After a bit of digging I realised that this was due to another third party app that we are using (and need) that was accessing the session middleware, if the session middleware is accessed then Django will add 'Cookie' to the vary headers:
# django/contrib/sessions/middleware.py
if accessed:
patch_vary_headers(response, ('Cookie',))
HTTP header:
Vary: Cookie, Accept-Language
The issue I have is that when Django is generating the cache key it is looking at all the cookies that are in the request, including third party ones (e.g. google analytics) which are nothing to do with Django and which do not impact on rendering the view.

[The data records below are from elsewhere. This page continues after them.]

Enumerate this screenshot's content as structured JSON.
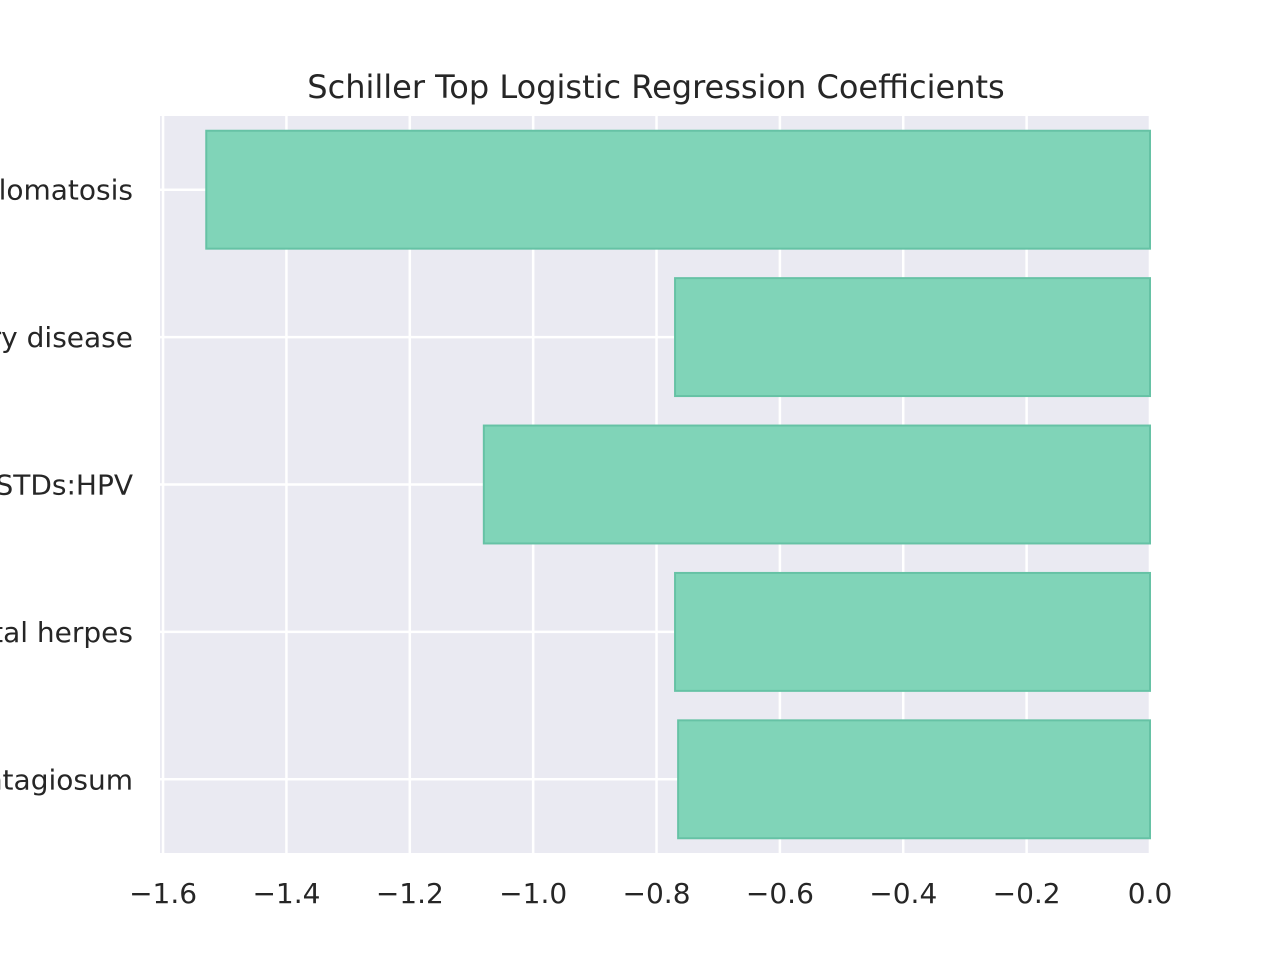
{
  "chart_data": {
    "type": "bar",
    "orientation": "horizontal",
    "title": "Schiller Top Logistic Regression Coefficients",
    "xlabel": "",
    "ylabel": "",
    "categories": [
      "STDs:condylomatosis",
      "STDs:pelvic inflammatory disease",
      "STDs:HPV",
      "STDs:genital herpes",
      "STDs:molluscum contagiosum"
    ],
    "visible_category_labels": [
      "ylomatosis",
      "ry disease",
      "STDs:HPV",
      "tal herpes",
      "ntagiosum"
    ],
    "values": [
      -1.53,
      -0.77,
      -1.08,
      -0.77,
      -0.765
    ],
    "xlim": [
      -1.605,
      0.0
    ],
    "xticks": [
      -1.6,
      -1.4,
      -1.2,
      -1.0,
      -0.8,
      -0.6,
      -0.4,
      -0.2,
      0.0
    ],
    "xtick_labels": [
      "−1.6",
      "−1.4",
      "−1.2",
      "−1.0",
      "−0.8",
      "−0.6",
      "−0.4",
      "−0.2",
      "0.0"
    ],
    "grid": true,
    "colors": {
      "bar_fill": "#80d4b8",
      "bar_edge": "#66c2a5",
      "plot_background": "#eaeaf2",
      "grid": "#ffffff",
      "text": "#262626"
    }
  }
}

I don't want to monkey patch the third party Django app that we are using to stop is accessing the session.
I could patch the vary headers to remove the vary on cookie header completely but I think that if the session middleware is setting the header then it is probably safer to leave it alone and just filter out cookies that aren't relevant to Django?
I was thinking about stripping out 3rd party cookies using a white list like this:
from django.http import parse_cookie
class StripCookiesMiddleware:
"""Middleware to selectively strip cookies from the request"""
def __init__(self, get_response):
self.get_response = get_response
def __call__(self, request):
# selectively remove cookies from the request based on whitelists
# only strip out cookies if user is anonymous
if request.method in ('GET', 'HEAD') and not request.user.is_authenticated:
allowed_cookies = []
allowed_cookies += getattr(settings, "COOKIES_WHITELIST", [])
allowed_cookies += get_default_cookie_list(request)
cookie_dict = parse_cookie(request.META.get('HTTP_COOKIE', ''))
keys = list(cookie_dict.keys())
for key in keys:
if key not in allowed_cookies:
del cookie_dict[key]
cookie_string = "; ".join(
[f"{key}={value}" for key, value in cookie_dict.items()]
)
request.META["HTTP_COOKIE"] = cookie_string
response = self.get_response(request)
return response
def get_default_cookie_list(request):
# return a list of default cookies that are allowed
# this is a list of django cookies that we do not want to strip out
# we don't include CSRF as we are only stripping cookies
# on GET and HEAD requests
return [
getattr("settings", "LANGUAGE_COOKIE_NAME", "django_language"),
getattr("settings", "SESSION_COOKIE_NAME", "sessionid"),
]
I added my custom middleware just before FetchFromCacheMiddleware in the settings.py.
I have tried this locally and on test servers and it appears to be working as expected, i.e. all unauthenticated users are now being served the same cached version of the page regardless of third party cookies.
This appears to work but I still don't feel 100% comfortable manipulating the request object like this, and I can't see any obvious knock on for downstream caches but wondered if anyone had any other suggestions or can see a problem with this approach that I might be missing?
By the way we are not caching pages with forms (relatively small number of pages for our site) so the setting/reading of CSRF tokens should be unaffected by any of this.